Похоже, наиболее эффективным чтение этой книги окажется для математиков, особенно специалистов по топологии. Книга перенасыщена математическими аллюзиями и многочисленными вариациями на тему пространственных преобразований. Можно без особых натяжек сказать, что книга Делеза посвящена барочной математике, а именно дифференциальному исчислению, которое изобрел Лейбниц. Именно лейбницевский, а никак не ньютоновский, вариант исчисления бесконечно малых проникнут совершенно особым барочным духом. Барокко толкуется Делезом как некая оперативная функция, или характерная черта, состоящая в беспрестанном производстве складок, в их нагромождении, разрастании, трансформации, в их устремленности в бесконечность.
В книге рассказывается история главного героя, который сталкивается с различными проблемами и препятствиями на протяжении всего своего путешествия.
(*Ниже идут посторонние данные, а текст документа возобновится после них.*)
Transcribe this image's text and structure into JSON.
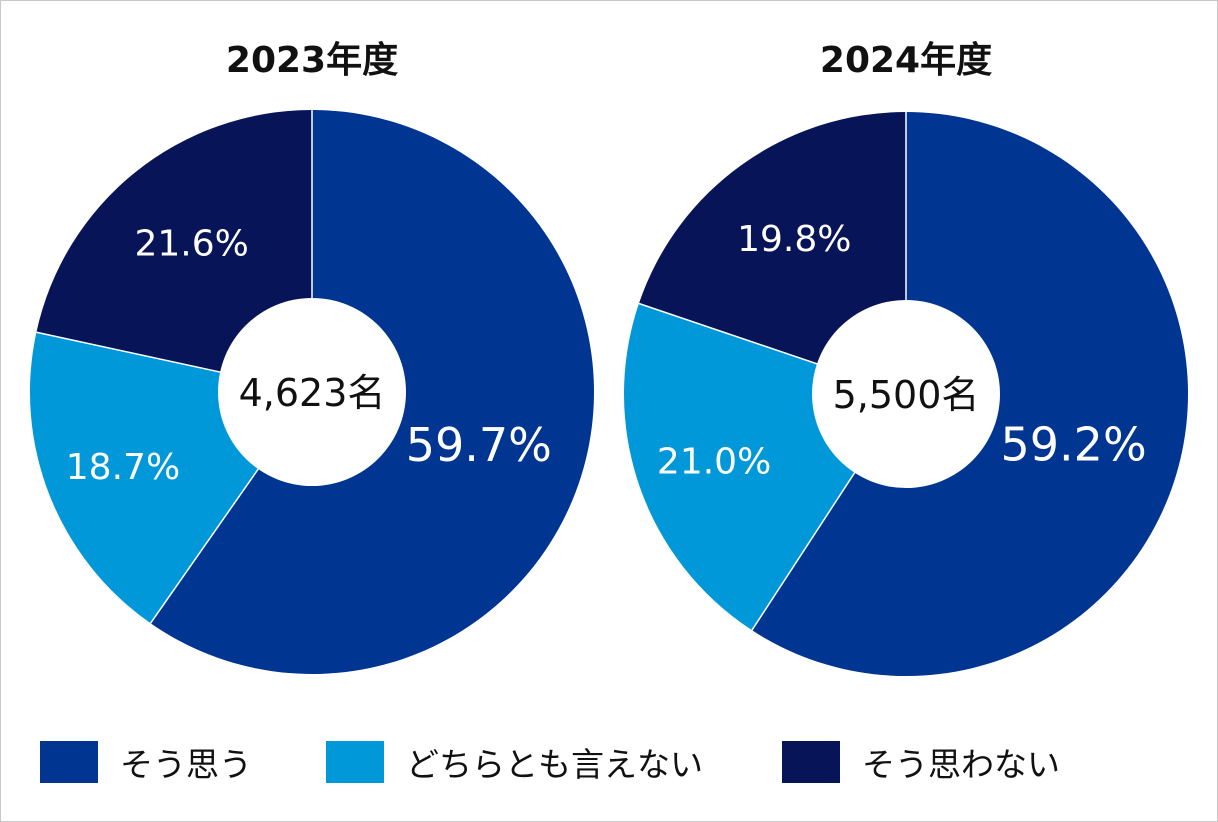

По пути он встречает множество второстепенных персонажей, которые играют важные роли в истории. Благодаря опыту главного героя книга исследует такие темы, как любовь, потеря, надежда и стойкость. По мере того, как главный герой преодолевает свои трудности, он усваивает ценные уроки жизни и растет как личность.
Этюды об искусстве, истории вымыслов и осколки легенд. Действительность в зеркале мифов, настоящее в перекрестии эпох.
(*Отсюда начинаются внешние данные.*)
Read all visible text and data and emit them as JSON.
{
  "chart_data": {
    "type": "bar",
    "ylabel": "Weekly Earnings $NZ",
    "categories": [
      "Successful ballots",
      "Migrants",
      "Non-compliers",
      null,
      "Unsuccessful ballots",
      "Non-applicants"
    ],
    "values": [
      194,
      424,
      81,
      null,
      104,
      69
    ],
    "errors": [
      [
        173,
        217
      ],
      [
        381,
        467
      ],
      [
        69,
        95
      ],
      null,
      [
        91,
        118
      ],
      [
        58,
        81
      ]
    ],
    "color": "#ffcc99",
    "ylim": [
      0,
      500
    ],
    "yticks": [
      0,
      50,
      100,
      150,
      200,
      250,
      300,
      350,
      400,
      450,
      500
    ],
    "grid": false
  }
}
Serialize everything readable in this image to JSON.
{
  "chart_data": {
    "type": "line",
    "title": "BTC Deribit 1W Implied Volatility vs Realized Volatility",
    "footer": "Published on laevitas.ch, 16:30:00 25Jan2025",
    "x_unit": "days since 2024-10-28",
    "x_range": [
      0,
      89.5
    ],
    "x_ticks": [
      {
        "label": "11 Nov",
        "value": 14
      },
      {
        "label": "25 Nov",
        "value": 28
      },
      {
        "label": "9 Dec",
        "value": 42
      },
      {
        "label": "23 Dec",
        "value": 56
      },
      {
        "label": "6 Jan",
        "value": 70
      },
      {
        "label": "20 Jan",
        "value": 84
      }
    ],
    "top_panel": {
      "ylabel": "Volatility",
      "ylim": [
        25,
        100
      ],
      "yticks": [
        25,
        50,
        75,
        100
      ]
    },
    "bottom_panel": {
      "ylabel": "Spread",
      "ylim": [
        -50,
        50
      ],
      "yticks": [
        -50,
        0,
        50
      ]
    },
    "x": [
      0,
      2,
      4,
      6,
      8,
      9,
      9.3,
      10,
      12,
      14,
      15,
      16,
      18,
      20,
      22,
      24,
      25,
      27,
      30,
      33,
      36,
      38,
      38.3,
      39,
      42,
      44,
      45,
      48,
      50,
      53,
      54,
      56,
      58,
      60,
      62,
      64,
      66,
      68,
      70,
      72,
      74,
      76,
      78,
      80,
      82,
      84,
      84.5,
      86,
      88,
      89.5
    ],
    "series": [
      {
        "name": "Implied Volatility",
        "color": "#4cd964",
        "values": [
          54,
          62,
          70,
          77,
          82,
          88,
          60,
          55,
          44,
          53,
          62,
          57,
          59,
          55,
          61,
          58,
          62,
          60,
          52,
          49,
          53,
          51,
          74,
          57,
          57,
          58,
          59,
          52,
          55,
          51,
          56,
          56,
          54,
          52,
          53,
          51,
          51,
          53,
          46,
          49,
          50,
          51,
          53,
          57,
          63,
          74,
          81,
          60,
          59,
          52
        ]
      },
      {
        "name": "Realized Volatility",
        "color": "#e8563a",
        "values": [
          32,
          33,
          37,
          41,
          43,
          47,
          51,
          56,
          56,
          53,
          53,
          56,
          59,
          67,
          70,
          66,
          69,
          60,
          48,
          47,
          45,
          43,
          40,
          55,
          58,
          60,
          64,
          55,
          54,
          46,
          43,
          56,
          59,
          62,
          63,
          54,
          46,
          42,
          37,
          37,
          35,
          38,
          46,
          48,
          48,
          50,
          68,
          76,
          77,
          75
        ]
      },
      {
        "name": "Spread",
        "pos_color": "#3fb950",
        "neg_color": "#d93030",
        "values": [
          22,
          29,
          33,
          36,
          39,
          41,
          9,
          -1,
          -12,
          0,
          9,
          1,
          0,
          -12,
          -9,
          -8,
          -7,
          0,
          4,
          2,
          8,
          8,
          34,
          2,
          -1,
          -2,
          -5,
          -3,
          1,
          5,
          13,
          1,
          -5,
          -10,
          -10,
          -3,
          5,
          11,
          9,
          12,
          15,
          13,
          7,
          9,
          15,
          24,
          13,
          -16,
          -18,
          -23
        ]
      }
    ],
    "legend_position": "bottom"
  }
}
В книге рассказывается история главного героя, который сталкивается с различными проблемами и препятствиями на протяжении всего своего путешествия. По пути он встречает множество второстепенных персонажей, которые играют важные роли в истории. Благодаря опыту главного героя книга исследует такие темы, как любовь, потеря, надежда и стойкость. По мере того, как главный герой преодолевает свои трудности, он усваивает ценные уроки жизни и растет как личность.
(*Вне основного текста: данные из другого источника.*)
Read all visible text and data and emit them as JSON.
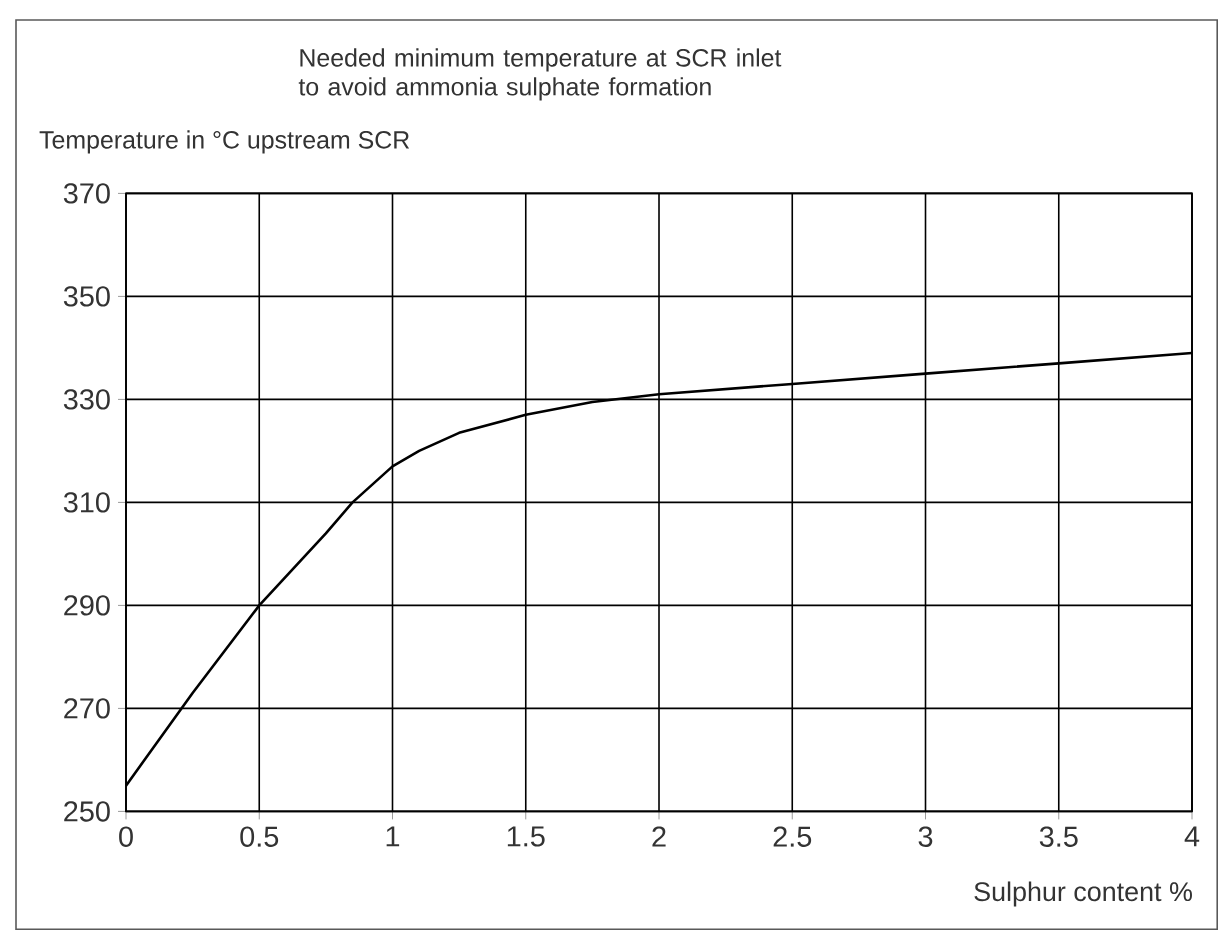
{
  "chart_data": {
    "type": "line",
    "title": "Needed minimum temperature at SCR inlet to avoid ammonia sulphate formation",
    "xlabel": "Sulphur content %",
    "ylabel": "Temperature in °C upstream SCR",
    "x": [
      0,
      0.25,
      0.5,
      0.75,
      0.85,
      1,
      1.1,
      1.25,
      1.5,
      1.75,
      2,
      2.5,
      3,
      3.5,
      4
    ],
    "series": [
      {
        "color": "#000000",
        "values": [
          255,
          273,
          290,
          304,
          310,
          317,
          320,
          323.5,
          327,
          329.5,
          331,
          333,
          335,
          337,
          339
        ]
      }
    ],
    "xlim": [
      0,
      4
    ],
    "ylim": [
      250,
      370
    ],
    "xticks": [
      0,
      0.5,
      1,
      1.5,
      2,
      2.5,
      3,
      3.5,
      4
    ],
    "yticks": [
      250,
      270,
      290,
      310,
      330,
      350,
      370
    ],
    "grid": true,
    "marker": "none",
    "line_style": "solid"
  }
}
Вл. Соловьев оставил нам много замечательных книг. До 1917 года дважды выходило Собрание его сочинений в десяти томах. Представить такое литературное наследство в одном томе – задача непростая. Поэтому основополагающей стала идея отразить творческую эволюцию философа.Настоящее издание содержит работы, тематически весьма разнообразные и написанные на протяжении двадцати шести лет – от магистерской диссертации «Кризис западной философии» (1847) до знаменитых «Трех разговоров», которые он закончил за несколько месяцев до смерти.